Winner, 2005 Western Books Exhibition, Rounce Coffin Club, 2005
Julie Speed's meticulous craftsmanship and attention to detail bring to mind the work of painters from the fifteenth and sixteenth century Renaissance. Unlike those artists, however, Speed is inspired by an almost limitless number of easily available sources and is unencumbered by the sexual and societal restrictions of past centuries, which gives her the freedom to paint what she wants and the way she wants. This places her body of work squarely in the present. Utilizing her keen sense of the absurd, Speed ponders the big questions-the role of religion, isolation and longing, sexuality, sin and guilt-with a sly, sometimes black, sense of humor and a steadfast refusal to offer the viewer any tidy resolutions. It is the emphatically open-ended and omnivorous nature of her work, combining anxiety, erotica, and violence with the subversive power of beauty, that puts Speed in the vanguard of a return to figurative painting in contemporary art.

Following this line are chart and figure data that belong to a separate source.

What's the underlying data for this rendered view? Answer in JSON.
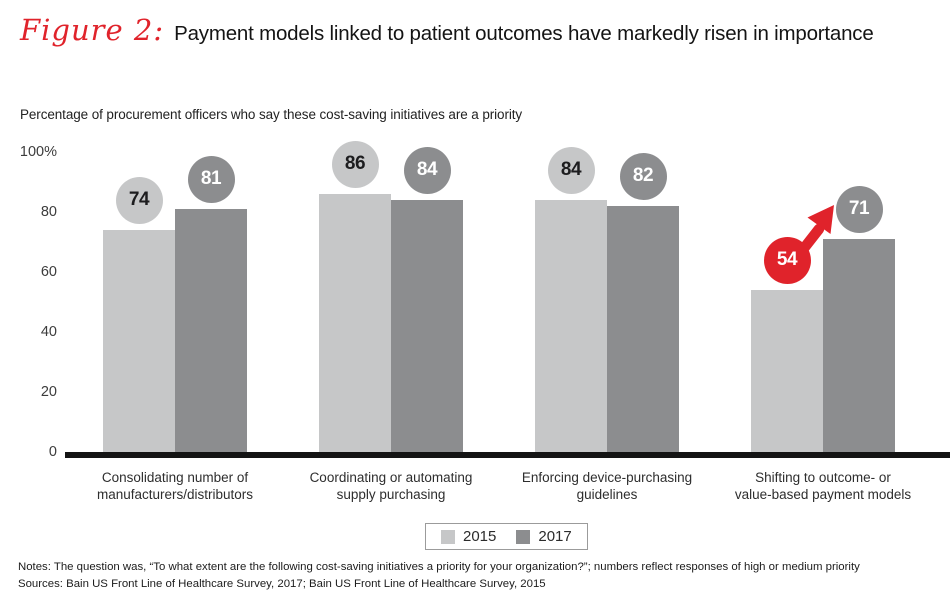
{
  "figure": {
    "label": "Figure 2:",
    "title": "Payment models linked to patient outcomes have markedly risen in importance"
  },
  "subtitle": "Percentage of procurement officers who say these cost-saving initiatives are a priority",
  "colors": {
    "series_2015": "#c6c7c8",
    "series_2017": "#8c8d8f",
    "highlight_red": "#e0232b",
    "axis": "#141414",
    "circle_text_light": "#1d1d1f",
    "circle_text_dark": "#ffffff"
  },
  "chart_data": {
    "type": "bar",
    "title": "Percentage of procurement officers who say these cost-saving initiatives are a priority",
    "categories": [
      "Consolidating number of manufacturers/distributors",
      "Coordinating or automating supply purchasing",
      "Enforcing device-purchasing guidelines",
      "Shifting to outcome- or value-based payment models"
    ],
    "category_lines": [
      [
        "Consolidating number of",
        "manufacturers/distributors"
      ],
      [
        "Coordinating or automating",
        "supply purchasing"
      ],
      [
        "Enforcing device-purchasing",
        "guidelines"
      ],
      [
        "Shifting to outcome- or",
        "value-based payment models"
      ]
    ],
    "series": [
      {
        "name": "2015",
        "values": [
          74,
          86,
          84,
          54
        ]
      },
      {
        "name": "2017",
        "values": [
          81,
          84,
          82,
          71
        ]
      }
    ],
    "xlabel": "",
    "ylabel": "",
    "ylim": [
      0,
      100
    ],
    "yticks": [
      {
        "value": 0,
        "label": "0"
      },
      {
        "value": 20,
        "label": "20"
      },
      {
        "value": 40,
        "label": "40"
      },
      {
        "value": 60,
        "label": "60"
      },
      {
        "value": 80,
        "label": "80"
      },
      {
        "value": 100,
        "label": "100%"
      }
    ],
    "grid": false,
    "legend_position": "bottom-center",
    "annotations": [
      {
        "type": "arrow",
        "category": "Shifting to outcome- or value-based payment models",
        "from_series": "2015",
        "from_value": 54,
        "to_series": "2017",
        "to_value": 71,
        "color": "#e0232b",
        "note": "2015 value shown in red circle with red arrow rising toward 2017 value"
      }
    ]
  },
  "legend": {
    "items": [
      {
        "label": "2015",
        "color": "#c6c7c8"
      },
      {
        "label": "2017",
        "color": "#8c8d8f"
      }
    ]
  },
  "notes": "Notes: The question was, “To what extent are the following cost-saving initiatives a priority for your organization?”; numbers reflect responses of high or medium priority",
  "sources": "Sources: Bain US Front Line of Healthcare Survey, 2017; Bain US Front Line of Healthcare Survey, 2015"
}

To bring Speed's mysterious and compelling work to a wider audience, this beautifully illustrated volume presents one hundred color plates of her oil paintings, constructions and works on paper. Accompanying the plates are essays by art historians Elizabeth Ferrer and Edmund Pillsbury that discuss Speed's relationship to generations of figurative painters, from the artists of the Renaissance to the present, as well as her affinities with and differences from the surrealists, dadaists, and other historical movements. Rounding out the volume are fascinating excerpts from the "Books of Conversation," a series of public journals initiated by the Austin Museum of Art in connection with a touring survey of Speed's work, in which museum-goers wrote down their ideas, opinions, and questions for the artist, to which she provided written answers.